How good design can improve engagement metrics
Are your engagement metrics floundering? Poor design may be the culprit. Ben Lee offers 6 design ideas for anyone who’s looking to boost engagement
This is a guest post. Ben Lee is a tech influencer, one of Inc.’s 30 Under 30 Most Brilliant Entrepreneurs, and co-founder of Rootstrap, a digital creative studio that helps clients including Fortune 100 companies and early-stage startups with strategy, development, and growth.
When it comes to digital products, your install rate is just the beginning: what really matters is retention. Achieving retention means engagement must be high. Ultimately, anyone can pay for downloads but what separates successful products from failed ones is the ability to engage, and therefore retain, users.
The most important contributor to engagement is the value your product offers users: if the key benefit isn’t strong enough your product will fail, period. But design also plays a role and making the right design decisions can easily lift your engagement metrics.
Looking to improve engagement and retention for your mobile app, website, or digital product? Here are a few tips to help you do it.
Streamline the Onboarding Process
Onboarding is perhaps the most dangerous stage of the user journey in terms of retention. Nearly a quarter of users abandon a mobile app after only one use and abandonment can happen before the user uses the app. An overly complex onboarding process is often the culprit.
Faster log-ins
The more steps you put between a user downloading the app and receiving a benefit, the more users you can expect to churn during your onboarding process. That means that every button push, every form field, and every load screen in your onboarding process comes with a definite, if unknown, cost in terms of user retention.

To that end, you want to make onboarding as simple as possible. Social logins are a great way to do this if you need users to have unique accounts, but I’ll often recommend avoiding any type of login at all, if possible. You want your user to start getting value out of the app immediately, and extra steps just delay that process.
Faster user education
This principle also applies to user education. This can be a bit of a catch-22: users get frustrated if they don’t know how to use an app, but the process of teaching functionality has its own impact on churn rates.
Try to walk a fine line between these two extremes. Giving your users a quick tour of the most important features and how they work can be appropriate, but this shouldn’t come with too many steps. Again, we want to avoid churn during the onboarding process. Instead of having one large tutorial that explains all features in the app, try breaking your tutorial into stages and allowing users to find new features — and the tutorials that go with them — on their own.
Color Matters
Any good designer knows that color is critical to motivating users, and that’s no different when it comes to engagement. How to use color will have a serious impact on every aspect of your brand and business, including engagement and retention rates.

Most of your color choices will probably revolve around your branding. You want the app to feel cohesive with the rest of your business, so you’ll likely want to use a similar palette to what’s on your website or any other relevant assets. Brand cohesion is the primary concern.

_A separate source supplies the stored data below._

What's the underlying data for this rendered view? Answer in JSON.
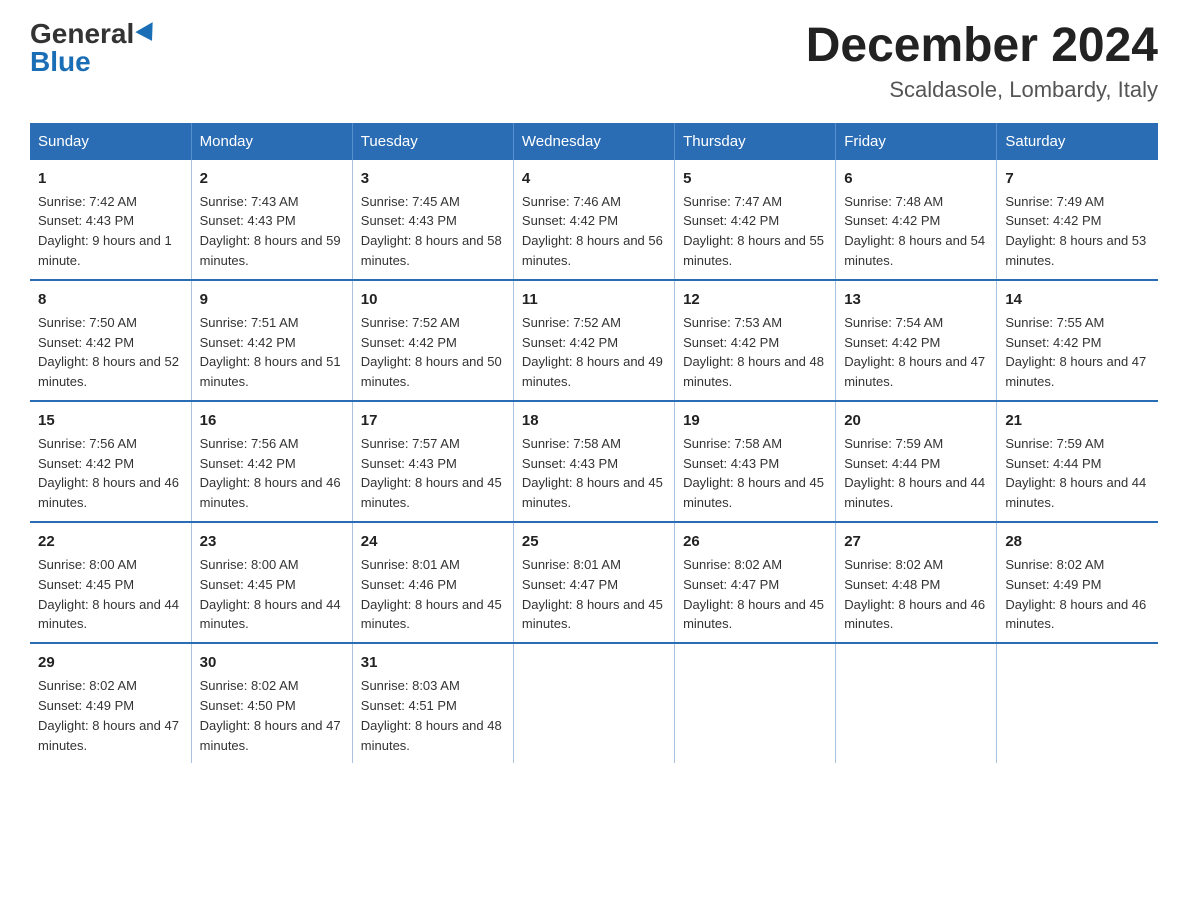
{
  "header": {
    "logo_general": "General",
    "logo_blue": "Blue",
    "month_title": "December 2024",
    "location": "Scaldasole, Lombardy, Italy"
  },
  "days_of_week": [
    "Sunday",
    "Monday",
    "Tuesday",
    "Wednesday",
    "Thursday",
    "Friday",
    "Saturday"
  ],
  "weeks": [
    [
      {
        "day": "1",
        "sunrise": "7:42 AM",
        "sunset": "4:43 PM",
        "daylight": "9 hours and 1 minute."
      },
      {
        "day": "2",
        "sunrise": "7:43 AM",
        "sunset": "4:43 PM",
        "daylight": "8 hours and 59 minutes."
      },
      {
        "day": "3",
        "sunrise": "7:45 AM",
        "sunset": "4:43 PM",
        "daylight": "8 hours and 58 minutes."
      },
      {
        "day": "4",
        "sunrise": "7:46 AM",
        "sunset": "4:42 PM",
        "daylight": "8 hours and 56 minutes."
      },
      {
        "day": "5",
        "sunrise": "7:47 AM",
        "sunset": "4:42 PM",
        "daylight": "8 hours and 55 minutes."
      },
      {
        "day": "6",
        "sunrise": "7:48 AM",
        "sunset": "4:42 PM",
        "daylight": "8 hours and 54 minutes."
      },
      {
        "day": "7",
        "sunrise": "7:49 AM",
        "sunset": "4:42 PM",
        "daylight": "8 hours and 53 minutes."
      }
    ],
    [
      {
        "day": "8",
        "sunrise": "7:50 AM",
        "sunset": "4:42 PM",
        "daylight": "8 hours and 52 minutes."
      },
      {
        "day": "9",
        "sunrise": "7:51 AM",
        "sunset": "4:42 PM",
        "daylight": "8 hours and 51 minutes."
      },
      {
        "day": "10",
        "sunrise": "7:52 AM",
        "sunset": "4:42 PM",
        "daylight": "8 hours and 50 minutes."
      },
      {
        "day": "11",
        "sunrise": "7:52 AM",
        "sunset": "4:42 PM",
        "daylight": "8 hours and 49 minutes."
      },
      {
        "day": "12",
        "sunrise": "7:53 AM",
        "sunset": "4:42 PM",
        "daylight": "8 hours and 48 minutes."
      },
      {
        "day": "13",
        "sunrise": "7:54 AM",
        "sunset": "4:42 PM",
        "daylight": "8 hours and 47 minutes."
      },
      {
        "day": "14",
        "sunrise": "7:55 AM",
        "sunset": "4:42 PM",
        "daylight": "8 hours and 47 minutes."
      }
    ],
    [
      {
        "day": "15",
        "sunrise": "7:56 AM",
        "sunset": "4:42 PM",
        "daylight": "8 hours and 46 minutes."
      },
      {
        "day": "16",
        "sunrise": "7:56 AM",
        "sunset": "4:42 PM",
        "daylight": "8 hours and 46 minutes."
      },
      {
        "day": "17",
        "sunrise": "7:57 AM",
        "sunset": "4:43 PM",
        "daylight": "8 hours and 45 minutes."
      },
      {
        "day": "18",
        "sunrise": "7:58 AM",
        "sunset": "4:43 PM",
        "daylight": "8 hours and 45 minutes."
      },
      {
        "day": "19",
        "sunrise": "7:58 AM",
        "sunset": "4:43 PM",
        "daylight": "8 hours and 45 minutes."
      },
      {
        "day": "20",
        "sunrise": "7:59 AM",
        "sunset": "4:44 PM",
        "daylight": "8 hours and 44 minutes."
      },
      {
        "day": "21",
        "sunrise": "7:59 AM",
        "sunset": "4:44 PM",
        "daylight": "8 hours and 44 minutes."
      }
    ],
    [
      {
        "day": "22",
        "sunrise": "8:00 AM",
        "sunset": "4:45 PM",
        "daylight": "8 hours and 44 minutes."
      },
      {
        "day": "23",
        "sunrise": "8:00 AM",
        "sunset": "4:45 PM",
        "daylight": "8 hours and 44 minutes."
      },
      {
        "day": "24",
        "sunrise": "8:01 AM",
        "sunset": "4:46 PM",
        "daylight": "8 hours and 45 minutes."
      },
      {
        "day": "25",
        "sunrise": "8:01 AM",
        "sunset": "4:47 PM",
        "daylight": "8 hours and 45 minutes."
      },
      {
        "day": "26",
        "sunrise": "8:02 AM",
        "sunset": "4:47 PM",
        "daylight": "8 hours and 45 minutes."
      },
      {
        "day": "27",
        "sunrise": "8:02 AM",
        "sunset": "4:48 PM",
        "daylight": "8 hours and 46 minutes."
      },
      {
        "day": "28",
        "sunrise": "8:02 AM",
        "sunset": "4:49 PM",
        "daylight": "8 hours and 46 minutes."
      }
    ],
    [
      {
        "day": "29",
        "sunrise": "8:02 AM",
        "sunset": "4:49 PM",
        "daylight": "8 hours and 47 minutes."
      },
      {
        "day": "30",
        "sunrise": "8:02 AM",
        "sunset": "4:50 PM",
        "daylight": "8 hours and 47 minutes."
      },
      {
        "day": "31",
        "sunrise": "8:03 AM",
        "sunset": "4:51 PM",
        "daylight": "8 hours and 48 minutes."
      },
      null,
      null,
      null,
      null
    ]
  ]
}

That said, varying up that cohesion is critical to improving engagement. If you want a user to take an action, you need that action to stick out like a sore thumb. In a telling article, Hubspot found that, contrary to what most would believe, red performed better than green as a CTA button color. But they stressed that the finding was contextual: what mattered more than the literal color value of the button was its relation to the other colors on the screen. In their test, the button was the only red object on the screen. Its distinctiveness made users click more.

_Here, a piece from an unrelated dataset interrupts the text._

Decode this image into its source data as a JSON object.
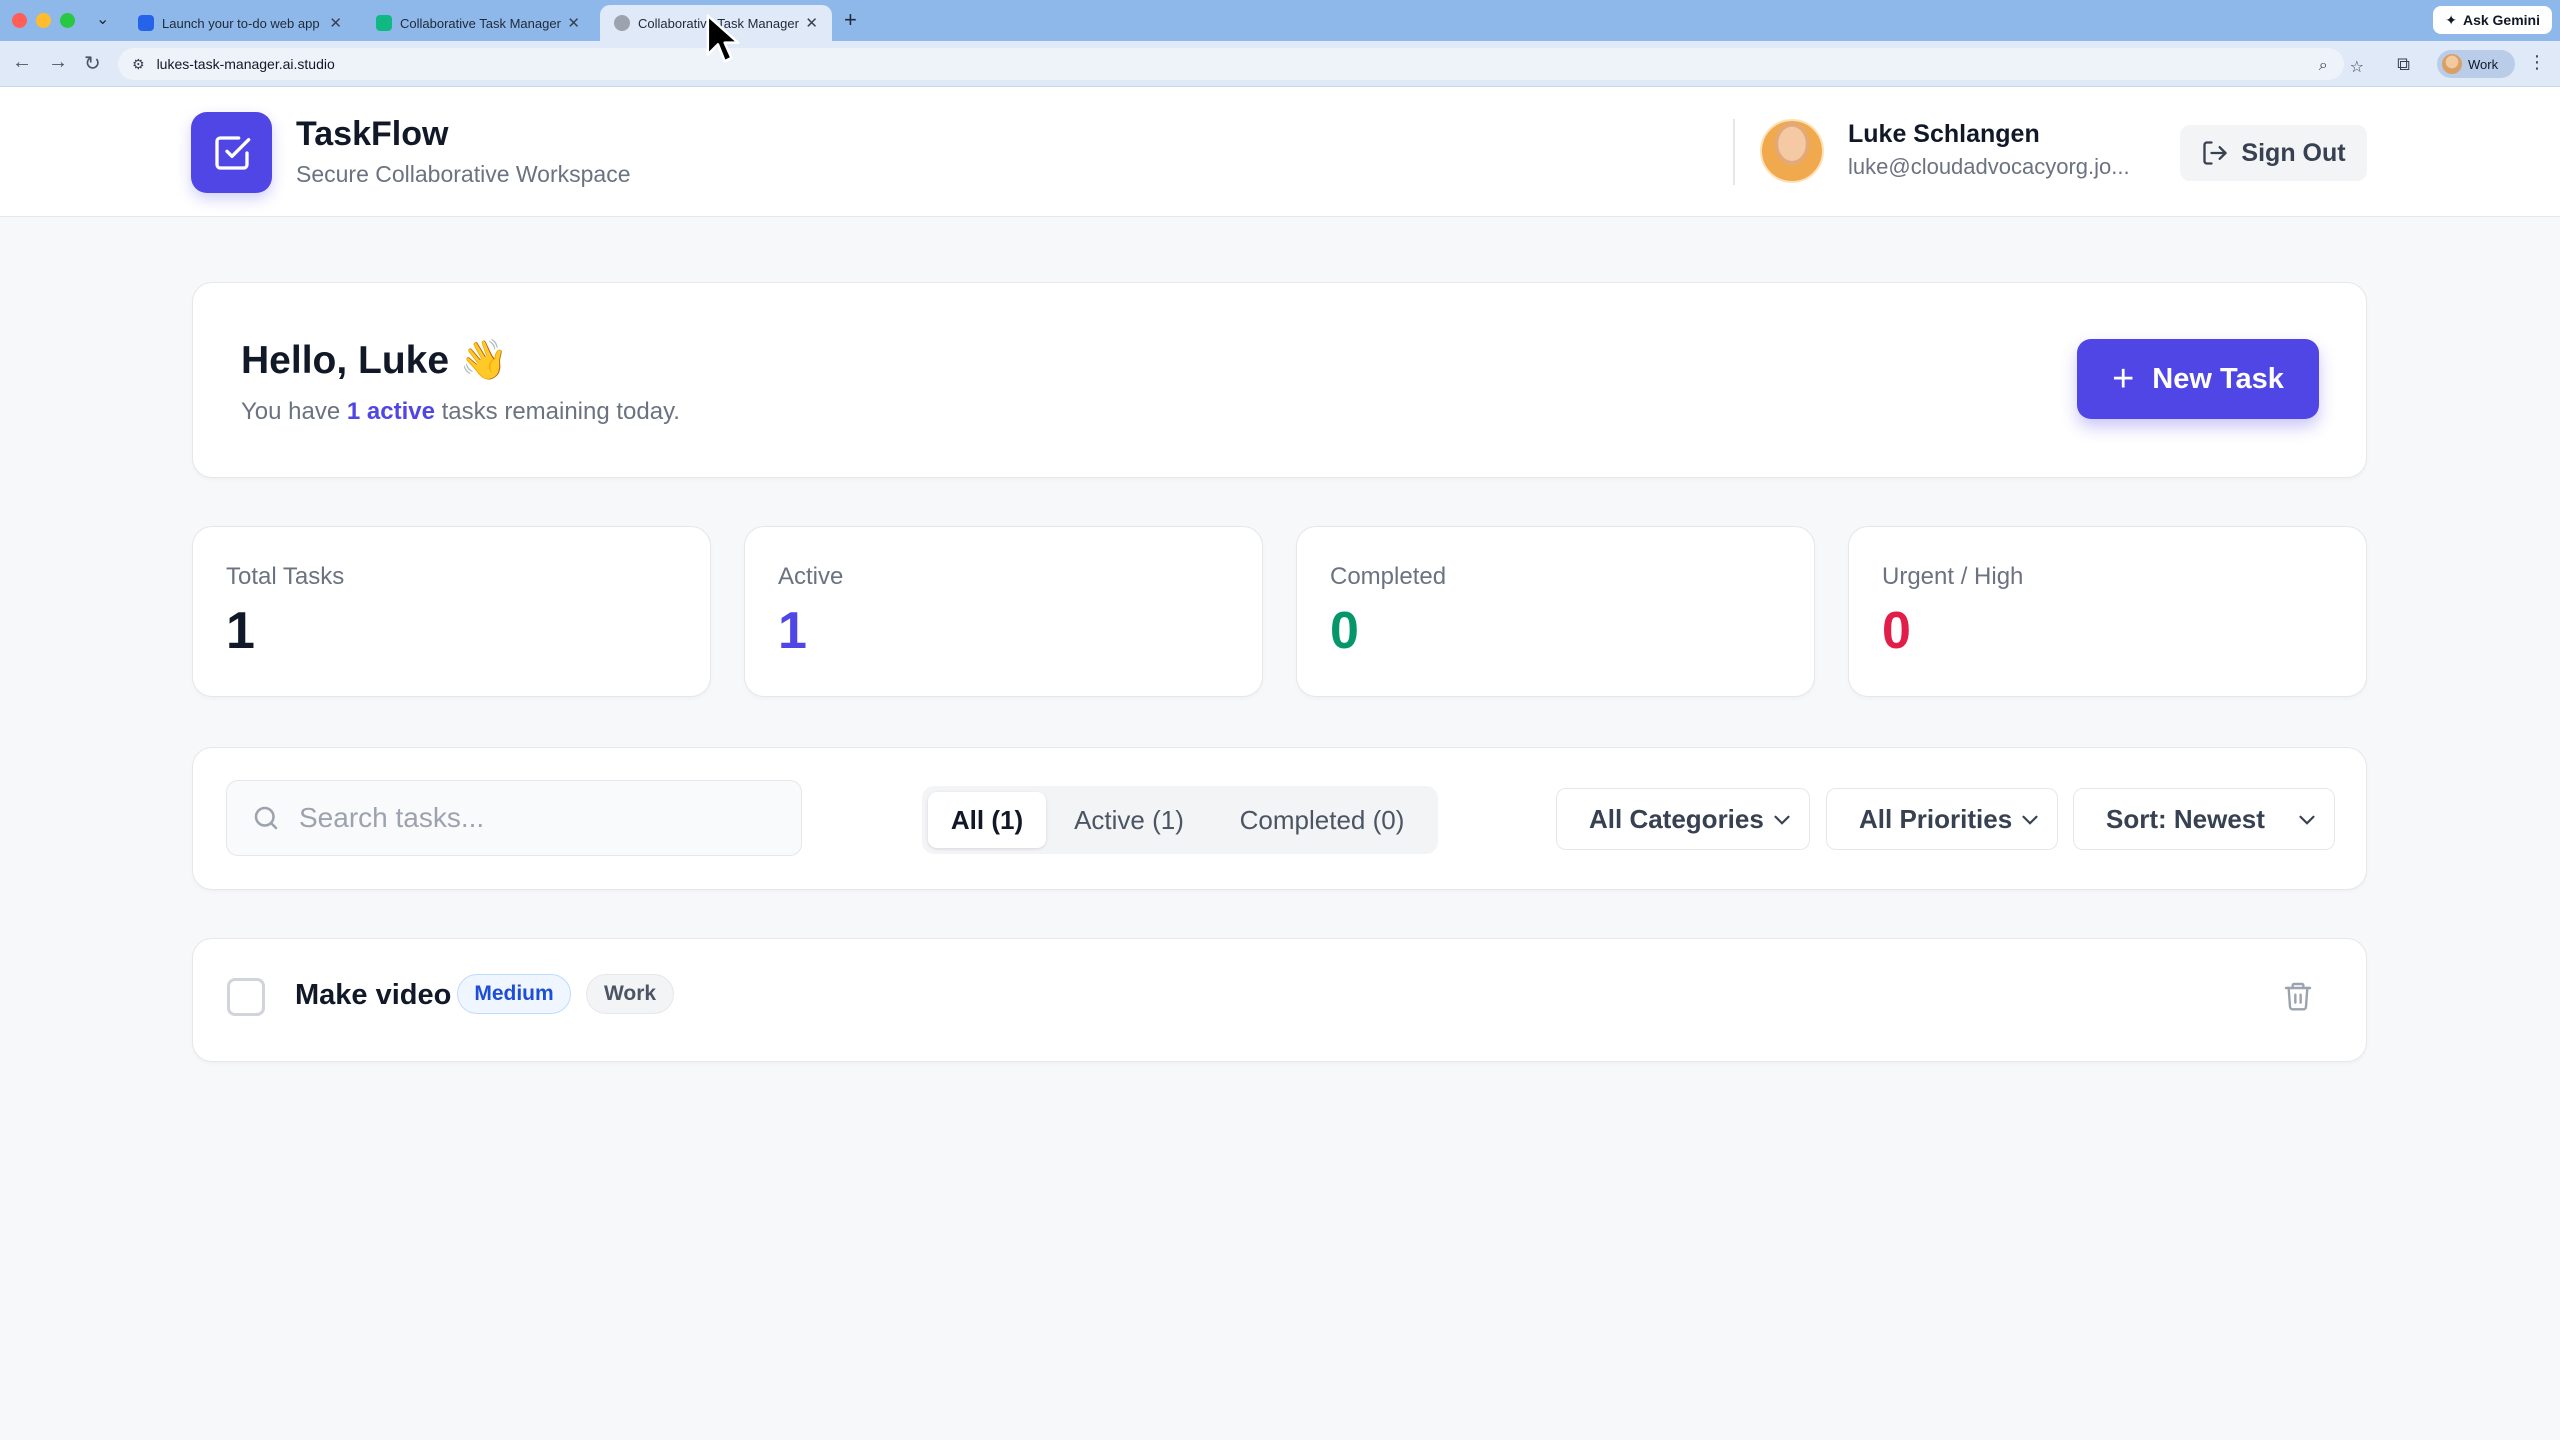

You can apply the same principle to your own user interface design. For any given screen in your digital product or your website, identify the one or two most important actions that users can take and color them accordingly. Used sparingly, unusual colors can help guide users to the functions they want the most and improve overall engagement metrics.
Mind Processing Power — for Humans and Machines
Here’s one design element that’s easy for UI designers to forget about: performance. Without question, the performance of a website or digital product has a dramatic impact on engagement rates. One of the most important factors for this is speed.

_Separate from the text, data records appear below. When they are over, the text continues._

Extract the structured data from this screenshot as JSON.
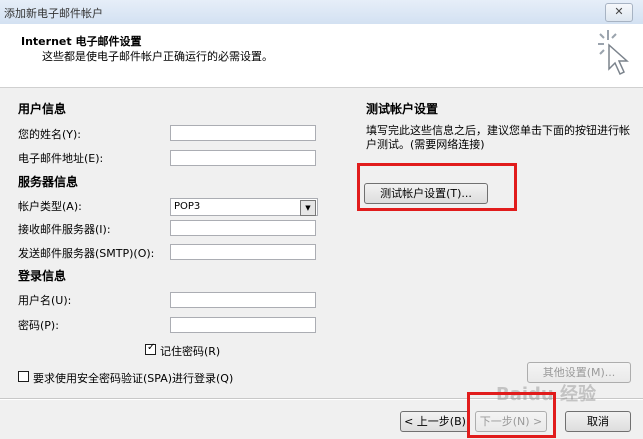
{
  "window": {
    "title": "添加新电子邮件帐户",
    "close_label": "✕"
  },
  "header": {
    "title": "Internet 电子邮件设置",
    "subtitle": "这些都是使电子邮件帐户正确运行的必需设置。"
  },
  "user_info": {
    "heading": "用户信息",
    "name_label": "您的姓名(Y):",
    "name_value": "",
    "email_label": "电子邮件地址(E):",
    "email_value": ""
  },
  "server_info": {
    "heading": "服务器信息",
    "account_type_label": "帐户类型(A):",
    "account_type_value": "POP3",
    "incoming_label": "接收邮件服务器(I):",
    "incoming_value": "",
    "outgoing_label": "发送邮件服务器(SMTP)(O):",
    "outgoing_value": ""
  },
  "login_info": {
    "heading": "登录信息",
    "username_label": "用户名(U):",
    "username_value": "",
    "password_label": "密码(P):",
    "password_value": "",
    "remember_label": "记住密码(R)",
    "remember_checked": true,
    "spa_label": "要求使用安全密码验证(SPA)进行登录(Q)",
    "spa_checked": false
  },
  "test_settings": {
    "heading": "测试帐户设置",
    "description": "填写完此这些信息之后，建议您单击下面的按钮进行帐户测试。(需要网络连接)",
    "button_label": "测试帐户设置(T)..."
  },
  "more_settings_label": "其他设置(M)...",
  "footer": {
    "back_label": "< 上一步(B)",
    "next_label": "下一步(N) >",
    "cancel_label": "取消"
  },
  "watermark": "Baidu 经验",
  "colors": {
    "highlight_box": "#e11c1c",
    "header_bg": "#ffffff",
    "dialog_bg": "#f0f0f0"
  }
}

Kissmetrics found that for websites, an additional one second delay in page load time saw a drop off of 7% in conversion rate. With mobile users expecting a light-speed user experience, that number could be even higher.
What this means is that even though we now carry supercomputers in our pockets, processing power still matters. We need to design with that in mind. Including too much functionality in any one screen or page of a design drives upload times, and that can have a real impact on engagement.
But this principle goes beyond device performance. Keeping your design elements to a minimum is a good idea for psychological reasons as much as for engineering ones. As Barry Schwartz explained in his book The Paradox of Choice, more choice isn’t always good for happiness. Sometimes it can have the opposite effect.
In a 2000 study on jam varieties, researchers found that cutting the variety of fruit jams available by 75% resulted in a 10x increase in the number of consumers who bought jam. This has direct implications for software design. Minimalism is popular in design right now because it works, and it works on the levels of both cognitive overload and device performance.
Be very careful about the number of elements, functions, and features you put on any individual screen or pane of your design. Know that for each new thing you add, the load time goes up. That drives up churn as well. Reducing your designs down to only what’s absolutely necessary is a foolproof strategy for improving user engagement.
Test, Test, Test
Designing with these principles in mind will undoubtedly have a positive effect on engagement and retention metrics, but ultimately, there’s no one-size-fits-all approach to improving engagement. Every application is different, and the only way to truly find out what works for your product is to test it.
This is something we’re obsessive about in Roadmapping sessions at my agency, Rootstrap — and with tools like Justinmind making fast prototyping more accessible, it should be a core part of any product design process.